Lira drops on report Turkey given two-week deadline to cancel S-400s

Turkey’s lira fell against the dollar on Thursday, approaching the lowest levels since September, after CNBC reported that Ankara has a little over two weeks to cancel plans to buy Russian S-400 missiles or face severe penalties.

The lira fell to as low as 6.15 against the dollar and was down 0.6 percent at 6.13 as of 2:21 p.m. local time in Istanbul.

Turkey must abandon the multi-billion-dollar deal by the end of the first week of June and buy a Patriot missile defence system instead. Otherwise it will face removal from the F-35 stealth fighter programme, forfeiture of 100 of the jets and imposition of U.S. sanctions, CNBC said citing multiple people familiar with the matter.

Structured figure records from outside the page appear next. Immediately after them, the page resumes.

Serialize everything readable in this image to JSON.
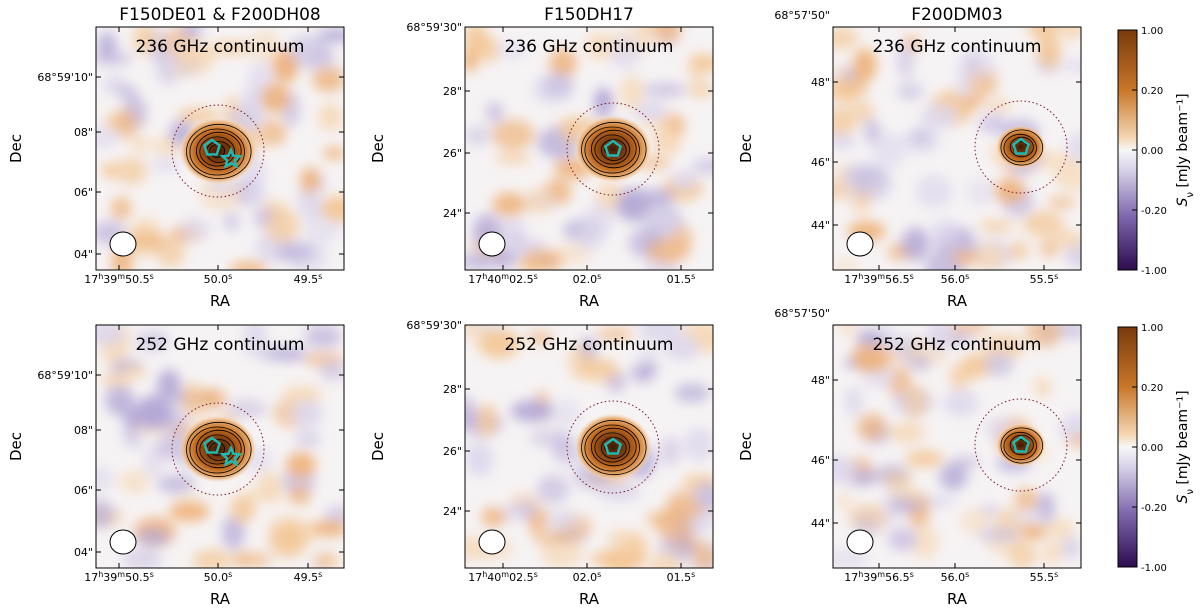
{
  "colors": {
    "positive": "#b25a1a",
    "negative": "#4a2c7a",
    "marker": "#1fb8b3",
    "circle": "#7a1a2a"
  },
  "figure": {
    "columns": [
      {
        "title": "F150DE01 & F200DH08",
        "ra_ticks": [
          "17h39m50.5s",
          "50.0s",
          "49.5s"
        ],
        "dec_ticks": [
          "68°59'10\"",
          "08\"",
          "06\"",
          "04\""
        ]
      },
      {
        "title": "F150DH17",
        "ra_ticks": [
          "17h40m02.5s",
          "02.0s",
          "01.5s"
        ],
        "dec_ticks": [
          "68°59'30\"",
          "28\"",
          "26\"",
          "24\""
        ]
      },
      {
        "title": "F200DM03",
        "ra_ticks": [
          "17h39m56.5s",
          "56.0s",
          "55.5s"
        ],
        "dec_ticks": [
          "68°57'50\"",
          "48\"",
          "46\"",
          "44\""
        ]
      }
    ],
    "rows": [
      {
        "label": "236 GHz continuum"
      },
      {
        "label": "252 GHz continuum"
      }
    ],
    "xlabel": "RA",
    "ylabel": "Dec",
    "colorbar": {
      "label": "S_ν [mJy beam⁻¹]",
      "ticks": [
        "1.00",
        "0.20",
        "0.00",
        "-0.20",
        "-1.00"
      ]
    },
    "markers": [
      {
        "panel": "row1-col1",
        "symbols": [
          "pentagon",
          "star"
        ]
      },
      {
        "panel": "row1-col2",
        "symbols": [
          "pentagon"
        ]
      },
      {
        "panel": "row1-col3",
        "symbols": [
          "pentagon"
        ]
      },
      {
        "panel": "row2-col1",
        "symbols": [
          "pentagon",
          "star"
        ]
      },
      {
        "panel": "row2-col2",
        "symbols": [
          "pentagon"
        ]
      },
      {
        "panel": "row2-col3",
        "symbols": [
          "pentagon"
        ]
      }
    ]
  }
}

Turkish Deputy Foreign Minister Yavuz Selim Kiran denied that the U.S. had set a deadline, the pro-government A-Haber television said.

Turkey is in the middle of a political crisis with the United States and its NATO allies over the plans to take delivery of Russian weapons as early as July. Western politicians and analysts see the deal as threatening NATO unity and a sign of Turkey’s estrangement from the West under the increasingly authoritarian rule of President Recep Tayyip Erdoğan.

Erdoğan, who has developed close political relations with Russian President Vladimir Putin over the past three years, has insisted several times this month that the plan to buy S-400s is a done deal and won't be reversed. 

The crisis with the United States is having a knock-on effect on the economy, which entered a recession in the second half of last year. The central bank reported this week that consumer confidence in the country fell to the lowest levels since records began in 2003. The volatility is prompting Turks to buy foreign currency to protect their savings.

Erdoğan's political clashes with the United States, including a crisis over Turkey's detention of a U.S. pastor last year, may have lost him friends in the West, but his stance has won support among many Turks and Muslims in the wider Middle East who oppose American power.